而侯铁林最近正在向一位刚被分配到县医院工作的女大学生王芳芳大献殷勤,一会儿嘘寒问暖,一会儿吟诗作赋写情书,要不然就事先躲在角落里待看到对方的身影后伺机现身。总之,侯铁林在尽最大努力去博取王芳芳的好感,至于与妻子的那段感情则随之越来越淡,他甚至认为妻子刚提出离婚紧接着就是王芳芳的出现乃是天意。因此当法官建议暂缓离婚刘英没表示反对时侯铁林惊出一身冷汗,他率先在离婚协议书签上自己的名字。

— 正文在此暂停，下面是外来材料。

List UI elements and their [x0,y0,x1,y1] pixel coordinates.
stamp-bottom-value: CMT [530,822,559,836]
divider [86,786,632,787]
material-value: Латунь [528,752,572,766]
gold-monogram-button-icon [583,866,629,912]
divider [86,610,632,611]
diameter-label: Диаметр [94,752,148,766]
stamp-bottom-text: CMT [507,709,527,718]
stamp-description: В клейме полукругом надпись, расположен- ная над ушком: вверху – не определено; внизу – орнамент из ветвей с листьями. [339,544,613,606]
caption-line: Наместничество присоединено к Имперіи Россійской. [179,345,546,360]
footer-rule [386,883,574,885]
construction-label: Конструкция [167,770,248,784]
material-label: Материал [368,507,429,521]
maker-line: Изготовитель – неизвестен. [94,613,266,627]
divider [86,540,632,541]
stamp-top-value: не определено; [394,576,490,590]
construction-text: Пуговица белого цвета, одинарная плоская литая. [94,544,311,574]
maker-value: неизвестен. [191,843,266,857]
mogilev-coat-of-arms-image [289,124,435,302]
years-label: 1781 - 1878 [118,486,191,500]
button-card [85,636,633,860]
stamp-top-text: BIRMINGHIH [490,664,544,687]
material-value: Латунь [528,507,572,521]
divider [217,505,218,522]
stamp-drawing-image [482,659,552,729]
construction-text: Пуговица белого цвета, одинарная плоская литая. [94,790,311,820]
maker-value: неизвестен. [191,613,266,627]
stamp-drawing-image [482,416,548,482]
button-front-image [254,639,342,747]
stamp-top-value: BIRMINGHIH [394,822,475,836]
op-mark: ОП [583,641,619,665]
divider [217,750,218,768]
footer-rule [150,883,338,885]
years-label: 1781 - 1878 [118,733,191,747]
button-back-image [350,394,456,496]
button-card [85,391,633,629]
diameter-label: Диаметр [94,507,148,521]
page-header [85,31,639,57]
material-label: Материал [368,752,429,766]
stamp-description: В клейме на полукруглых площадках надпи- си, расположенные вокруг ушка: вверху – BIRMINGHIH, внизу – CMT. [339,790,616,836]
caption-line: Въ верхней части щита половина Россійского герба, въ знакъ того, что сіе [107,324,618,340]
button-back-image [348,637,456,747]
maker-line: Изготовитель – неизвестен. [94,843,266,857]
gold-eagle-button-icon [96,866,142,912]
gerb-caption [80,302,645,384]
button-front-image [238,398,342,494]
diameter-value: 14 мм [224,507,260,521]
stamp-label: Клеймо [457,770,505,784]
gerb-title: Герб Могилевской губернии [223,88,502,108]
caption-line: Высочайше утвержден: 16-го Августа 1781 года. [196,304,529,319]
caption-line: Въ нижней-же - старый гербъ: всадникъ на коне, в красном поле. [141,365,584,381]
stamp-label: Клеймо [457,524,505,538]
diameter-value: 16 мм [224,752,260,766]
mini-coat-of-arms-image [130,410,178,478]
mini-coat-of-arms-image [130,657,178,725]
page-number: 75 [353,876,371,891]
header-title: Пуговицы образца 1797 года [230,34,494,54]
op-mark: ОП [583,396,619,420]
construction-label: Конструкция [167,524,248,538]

刘英的个人物品拉走后,马经夫在动员下搬到侯铁林的新房。这下不仅居住的条件好了而且无拘无束格外方便,哥儿俩要是唠得兴起甚至可以作彻夜长谈。
不过有一点儿使马经夫感到头疼,那就是侯铁林离婚后晚间不按摩就无法入睡。
一来哥们儿间感情不错,再加上侯铁林既是兄长又承受着离婚之痛,马经夫也就毫无怨言地当起专职按摩师来,几乎每天都是侯铁林在按摩中熟睡后,马经夫才躡手躡脚地上床睡觉。稍后,侯铁林的毛病愈发严重,哪怕已经入睡两个小时只要是马经夫的手一停,他便立刻由沉睡中醒来。
侯铁林醒后往往连眼睛都不睁伸手指指自己的脑袋接着再睡,马经夫只好继续按摩,在接下来的日子里这种情况愈演愈烈把马经夫弄得一天到晚呵气连天。
由于长期睡眠严重不足马经夫不是把饭做糊了就是把菜做咸了,侯家其他人倒是没说什么,不过张珍委婉地提醒马经夫看书不要看得太晚免得影响休息。
马经夫一看坏了,照这样下去自己的身体弄垮了不说还会引起亲属们的不满,他决定立即采取措施让侯铁林知难而退。
这天夜里。心怀鬼胎的侯铁林躺在床上考虑着今晚行动的每个细节,刚由外边回来的马经夫搬了个板凳坐在床尾开始为侯铁林按摩。
侯铁林刚昏昏欲睡时猛然闻到一股怪味儿,随即发现马经夫的手又粘又滑,他连忙坐起来。侯铁林抓住马经夫的手嗅着,怪味儿确实是马经夫手上散发出来的。侯铁林疑惑地问:“小夫,你手上是什么东西?”
马经夫故作姿态地说:“没、没什么呀!”
侯铁林看到马经夫做贼心虚的样子愈发心惊,又抽了抽鼻子后追问道:“不对,肯定有东西。小夫,你手上到底是什么?”
“哈哈哈……”马经夫发出一阵含义不明的笑声。
侯铁林一脸惊慌地蹦到地上,眼睛一眨不眨地看着马经夫恳求道:“小夫,求求你告诉我实话,你手上到底是什么东西?”
“其实根本用不着大惊小怪的。铁林,难道你不喝牛奶吗?”
“喝呀,咋的了?”侯铁林不解地看着马经夫。
马经夫不以为然地说:“那你还怕啥!大舅家不是有头奶牛嘛,刚才我撒尿回来顺便摸了摸牛的PI**眼儿。”
侯铁林闻言光着脚跑出去蹲在地上作呕,当他想到马经夫下次或许会用更恶劣的手段对付自己时决定不再让对方按摩。